Cuando veía a la gente que se congregaba en las iglesias tras la masacre de Newtown, y al escuchar estos días los relatos de los héroes de la maratón de Boston, salía a la luz una segunda respuesta, una fuente distinta de la que manan la dignidad y la fuerza. Superando nuestro habitual individualismo americano, hemos dejado de afrontar solos estos hechos. Inmediatamente nos hemos reconocido unos a otros como hermanos, como una compañía en camino; no ya separados por nuestras tendencias, sino unidos en torno a una experiencia común, hemos optado por algo en lo que todos creemos: frente a una crueldad brutal, ayer igual que hoy, hemos optado por la vida.

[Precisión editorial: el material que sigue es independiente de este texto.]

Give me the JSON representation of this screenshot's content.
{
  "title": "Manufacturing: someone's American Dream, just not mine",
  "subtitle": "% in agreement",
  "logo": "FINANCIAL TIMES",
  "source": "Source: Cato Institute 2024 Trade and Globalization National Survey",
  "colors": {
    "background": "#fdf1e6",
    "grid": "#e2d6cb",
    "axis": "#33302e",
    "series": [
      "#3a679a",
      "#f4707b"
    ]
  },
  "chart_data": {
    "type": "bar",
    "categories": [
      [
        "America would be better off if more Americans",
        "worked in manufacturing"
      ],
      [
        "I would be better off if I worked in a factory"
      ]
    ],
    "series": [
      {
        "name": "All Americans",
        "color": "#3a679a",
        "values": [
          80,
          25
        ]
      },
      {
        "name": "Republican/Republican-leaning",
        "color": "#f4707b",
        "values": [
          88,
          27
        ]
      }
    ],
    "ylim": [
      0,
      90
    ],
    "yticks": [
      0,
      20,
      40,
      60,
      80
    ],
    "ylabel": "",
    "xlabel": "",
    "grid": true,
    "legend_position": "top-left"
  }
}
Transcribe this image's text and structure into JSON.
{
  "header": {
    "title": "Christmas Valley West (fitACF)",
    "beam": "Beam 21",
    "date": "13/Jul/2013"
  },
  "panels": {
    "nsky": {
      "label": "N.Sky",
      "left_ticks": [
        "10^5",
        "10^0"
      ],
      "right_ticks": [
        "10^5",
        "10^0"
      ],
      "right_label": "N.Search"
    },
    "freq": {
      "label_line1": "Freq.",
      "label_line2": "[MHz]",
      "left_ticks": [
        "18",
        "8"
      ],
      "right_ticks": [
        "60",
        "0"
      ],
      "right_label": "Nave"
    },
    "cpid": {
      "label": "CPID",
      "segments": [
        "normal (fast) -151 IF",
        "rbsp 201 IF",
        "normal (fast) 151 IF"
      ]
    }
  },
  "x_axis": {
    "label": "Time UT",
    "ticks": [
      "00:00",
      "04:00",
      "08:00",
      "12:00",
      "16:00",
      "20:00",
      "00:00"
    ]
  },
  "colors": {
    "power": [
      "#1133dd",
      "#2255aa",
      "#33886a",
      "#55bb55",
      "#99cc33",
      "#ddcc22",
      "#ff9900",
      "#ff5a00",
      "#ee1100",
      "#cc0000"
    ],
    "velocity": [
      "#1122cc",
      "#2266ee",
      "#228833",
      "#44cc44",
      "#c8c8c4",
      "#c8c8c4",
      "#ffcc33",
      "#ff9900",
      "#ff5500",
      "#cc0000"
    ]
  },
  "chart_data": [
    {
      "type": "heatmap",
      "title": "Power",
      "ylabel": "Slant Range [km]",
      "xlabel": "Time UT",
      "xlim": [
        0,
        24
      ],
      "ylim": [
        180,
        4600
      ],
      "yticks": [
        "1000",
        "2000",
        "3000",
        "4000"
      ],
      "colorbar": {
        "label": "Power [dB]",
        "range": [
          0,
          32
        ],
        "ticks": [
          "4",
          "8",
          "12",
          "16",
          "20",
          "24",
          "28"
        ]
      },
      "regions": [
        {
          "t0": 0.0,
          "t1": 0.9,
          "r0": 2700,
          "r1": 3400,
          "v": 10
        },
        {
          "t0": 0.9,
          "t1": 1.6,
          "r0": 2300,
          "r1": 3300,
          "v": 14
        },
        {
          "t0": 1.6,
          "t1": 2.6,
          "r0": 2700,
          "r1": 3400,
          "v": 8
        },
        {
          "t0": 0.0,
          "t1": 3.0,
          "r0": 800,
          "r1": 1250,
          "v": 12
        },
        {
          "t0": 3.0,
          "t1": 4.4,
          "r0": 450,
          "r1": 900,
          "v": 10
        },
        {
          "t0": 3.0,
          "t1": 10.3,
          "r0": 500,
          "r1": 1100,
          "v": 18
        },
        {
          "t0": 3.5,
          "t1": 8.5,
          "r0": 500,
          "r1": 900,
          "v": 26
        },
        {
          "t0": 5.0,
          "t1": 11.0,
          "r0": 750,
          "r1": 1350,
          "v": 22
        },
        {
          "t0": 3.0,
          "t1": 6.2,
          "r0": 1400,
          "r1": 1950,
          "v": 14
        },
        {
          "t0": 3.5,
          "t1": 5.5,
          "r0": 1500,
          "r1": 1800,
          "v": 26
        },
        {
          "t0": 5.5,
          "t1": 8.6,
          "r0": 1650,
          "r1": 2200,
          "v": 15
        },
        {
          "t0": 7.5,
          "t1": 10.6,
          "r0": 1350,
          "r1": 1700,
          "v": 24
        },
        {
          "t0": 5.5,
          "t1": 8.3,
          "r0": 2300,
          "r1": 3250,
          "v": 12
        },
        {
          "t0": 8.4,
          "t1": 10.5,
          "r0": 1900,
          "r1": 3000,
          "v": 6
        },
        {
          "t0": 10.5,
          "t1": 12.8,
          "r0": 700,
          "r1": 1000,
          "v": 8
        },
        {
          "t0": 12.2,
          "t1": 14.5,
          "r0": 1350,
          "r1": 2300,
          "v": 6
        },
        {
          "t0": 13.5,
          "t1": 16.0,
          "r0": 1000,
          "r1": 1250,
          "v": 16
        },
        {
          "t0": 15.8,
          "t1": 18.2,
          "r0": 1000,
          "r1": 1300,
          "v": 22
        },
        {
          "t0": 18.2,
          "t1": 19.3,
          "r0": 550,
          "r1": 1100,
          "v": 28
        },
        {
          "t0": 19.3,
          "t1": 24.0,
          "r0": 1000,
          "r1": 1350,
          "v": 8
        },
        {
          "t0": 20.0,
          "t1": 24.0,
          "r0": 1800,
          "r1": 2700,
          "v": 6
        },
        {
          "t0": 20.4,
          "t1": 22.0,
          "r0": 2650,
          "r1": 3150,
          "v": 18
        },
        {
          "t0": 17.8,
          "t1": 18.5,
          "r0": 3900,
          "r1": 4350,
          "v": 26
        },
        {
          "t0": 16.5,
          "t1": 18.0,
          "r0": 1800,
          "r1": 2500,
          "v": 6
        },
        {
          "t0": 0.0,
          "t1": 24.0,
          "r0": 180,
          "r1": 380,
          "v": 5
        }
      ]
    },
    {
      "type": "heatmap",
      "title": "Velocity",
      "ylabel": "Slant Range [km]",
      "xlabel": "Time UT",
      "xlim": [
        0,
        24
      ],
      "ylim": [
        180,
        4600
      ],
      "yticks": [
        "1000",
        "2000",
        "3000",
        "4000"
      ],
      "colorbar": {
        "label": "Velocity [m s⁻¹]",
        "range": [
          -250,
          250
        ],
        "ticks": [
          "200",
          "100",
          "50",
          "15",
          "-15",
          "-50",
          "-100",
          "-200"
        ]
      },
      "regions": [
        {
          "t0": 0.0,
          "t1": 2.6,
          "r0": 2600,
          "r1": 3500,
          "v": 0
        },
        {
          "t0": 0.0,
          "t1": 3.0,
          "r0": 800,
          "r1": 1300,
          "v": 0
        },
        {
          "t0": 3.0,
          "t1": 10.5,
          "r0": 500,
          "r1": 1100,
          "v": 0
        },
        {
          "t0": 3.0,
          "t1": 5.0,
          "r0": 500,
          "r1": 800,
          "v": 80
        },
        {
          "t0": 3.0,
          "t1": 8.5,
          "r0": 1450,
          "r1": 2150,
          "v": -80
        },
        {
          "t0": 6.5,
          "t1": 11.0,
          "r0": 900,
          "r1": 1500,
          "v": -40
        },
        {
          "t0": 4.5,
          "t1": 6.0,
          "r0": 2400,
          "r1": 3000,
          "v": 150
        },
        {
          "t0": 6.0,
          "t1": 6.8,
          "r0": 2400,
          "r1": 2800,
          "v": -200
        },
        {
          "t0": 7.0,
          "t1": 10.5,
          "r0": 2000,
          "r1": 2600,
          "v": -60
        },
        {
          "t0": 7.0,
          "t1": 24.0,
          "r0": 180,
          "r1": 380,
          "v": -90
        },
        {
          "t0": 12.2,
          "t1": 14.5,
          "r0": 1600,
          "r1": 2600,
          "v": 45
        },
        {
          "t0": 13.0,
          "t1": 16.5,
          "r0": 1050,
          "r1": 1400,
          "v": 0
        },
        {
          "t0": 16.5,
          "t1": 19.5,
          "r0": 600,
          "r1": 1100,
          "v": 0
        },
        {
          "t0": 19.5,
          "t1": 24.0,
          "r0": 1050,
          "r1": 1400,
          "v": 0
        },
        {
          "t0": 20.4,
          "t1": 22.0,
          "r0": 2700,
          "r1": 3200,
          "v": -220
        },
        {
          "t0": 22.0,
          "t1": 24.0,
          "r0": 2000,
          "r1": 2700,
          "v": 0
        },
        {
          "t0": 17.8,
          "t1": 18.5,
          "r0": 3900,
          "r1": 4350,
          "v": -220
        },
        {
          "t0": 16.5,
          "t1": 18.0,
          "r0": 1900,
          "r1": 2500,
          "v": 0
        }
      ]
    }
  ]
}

La auténtica posibilidad para recuperarnos nace de la pertenencia a una compañía viva que testimonia el bien y el amor que todos anhelamos. Esta es la contribución fundamental que toda experiencia de fe vivida en comunión puede ofrecer a nuestra sociedad.
Desde aquí podemos empezar a construir una sociedad que refleja nuestros deseos más profundos, como recordó el cardenal O’Malley en su homilía, acogiendo «los hechos del lunes como un desafío y una oportunidad para trabajar juntos con un renovado espíritu de determinación y solidaridad, firmemente convencidos de que el amor es más fuerte que la muerte». Esta convicción no la alcanzamos nosotros solos, simplemente como fruto de nuestro compromiso, por nuestra disciplina o por nuestro esfuerzo. La posibilidad de volver a empezar, esta respuesta incesantemente positiva, sólo puede nacer de una compañía que vive la vida de todos los días como una heroica lucha por el Bien.
Hemos aprendido mucho. No lo olvidemos.